- First baseman
- Born: December 8, 1853 Scarborough, Maine, U.S.
- Died: March 31, 1935 (aged 81) Milford, Connecticut, U.S.
- Batted: UnknownThrew: Unknown

MLB debut
- May 10, 1879, for the Buffalo Bisons

Last MLB appearance
- May 10, 1879, for the Buffalo Bisons

MLB statistics
- Batting average: .000
- Hits: 0
- Runs: 0
- Stats at Baseball Reference

Teams
- Buffalo Bisons (1879);

= Steve Libby =

American baseball player and umpire (1853–1935)
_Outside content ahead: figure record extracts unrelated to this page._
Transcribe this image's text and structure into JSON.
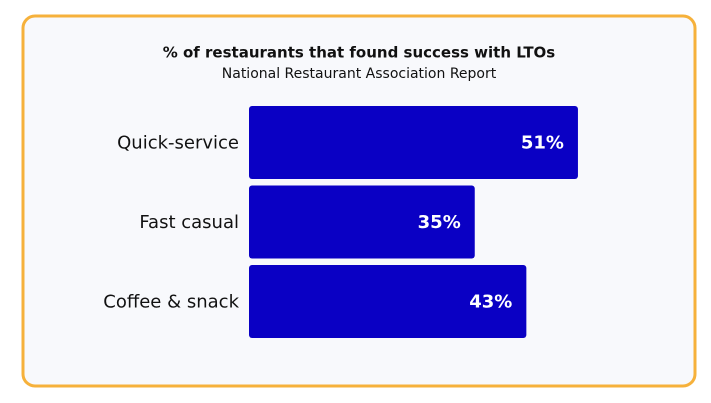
{
  "chart_data": {
    "type": "bar",
    "orientation": "horizontal",
    "title": "% of restaurants that found success with LTOs",
    "subtitle": "National Restaurant Association Report",
    "categories": [
      "Quick-service",
      "Fast casual",
      "Coffee & snack"
    ],
    "values": [
      51,
      35,
      43
    ],
    "value_labels": [
      "51%",
      "35%",
      "43%"
    ],
    "color": "#0a00c4"
  }
}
Stephen Augustus Libby (December 8, 1853 – March 31, 1935) was an American baseball player for the Buffalo Bisons of the National League for one game during the 1879 season. He also served as an umpire in the National League for one game in 1879 and eight more in 1880.

==Playing career==
Libby began his playing career in Portland, Maine in 1870. In 1875, he was a member of a club in Chelsea, Massachusetts. He played for Fall River of the New England League in 1876 in 1877. In 1878, he was the first baseman for the Buffalo Bisons of the International Association for Professional Base Ball Players. That year, the Bisons, which also included Pud Galvin, Tom Dolan, Bill Crowley, Bill McGunnigle, Denny Mack, Joe Hornung, Trick McSorley, and Davy Force, won the International Association championship and defeated National League clubs in ten of seventeen games. Libby was one of five Bison players named to the New York Clipper all-star team, which made its selections based on fielding percentage. In 1879, Buffalo was accepted into the National League. Libby appeared in one game for Buffalo that season (May 10, 1879), going hitless in two at-bats.

==Career as an umpire==
Libby umpired the September 6, 1879 game between Buffalo and Boston. He was named to the National League umpiring staff for the 1880 season at the February league meeting. On May 22, 1880, he was called upon to umpire a game between Boston and the Providence Grays after Charles F. Daniels' perceived bias against Boston in the prior game led to both teams agreeing to replace him. He umpired seven more National League games that season – a three game series between Chicago in Buffalo in Buffalo (May 25–27), the June 19 game between Chicago and Worcester in Worcester, and a three-game series between Providence and Chicago in Chicago (July 5-6, & 8). He also umpired some college games that year.

==Post-baseball==
By 1880, Libby was working as a telegraph operator. He worked for the Housatonic Railroad as an operator and clerk and was superintendent of the Housatonic Manufacturing Company in Wallingford, Connecticut. He later worked for the Consolidated Railway and became chief clerk to the railroad's superintendent of telegraph in 1903.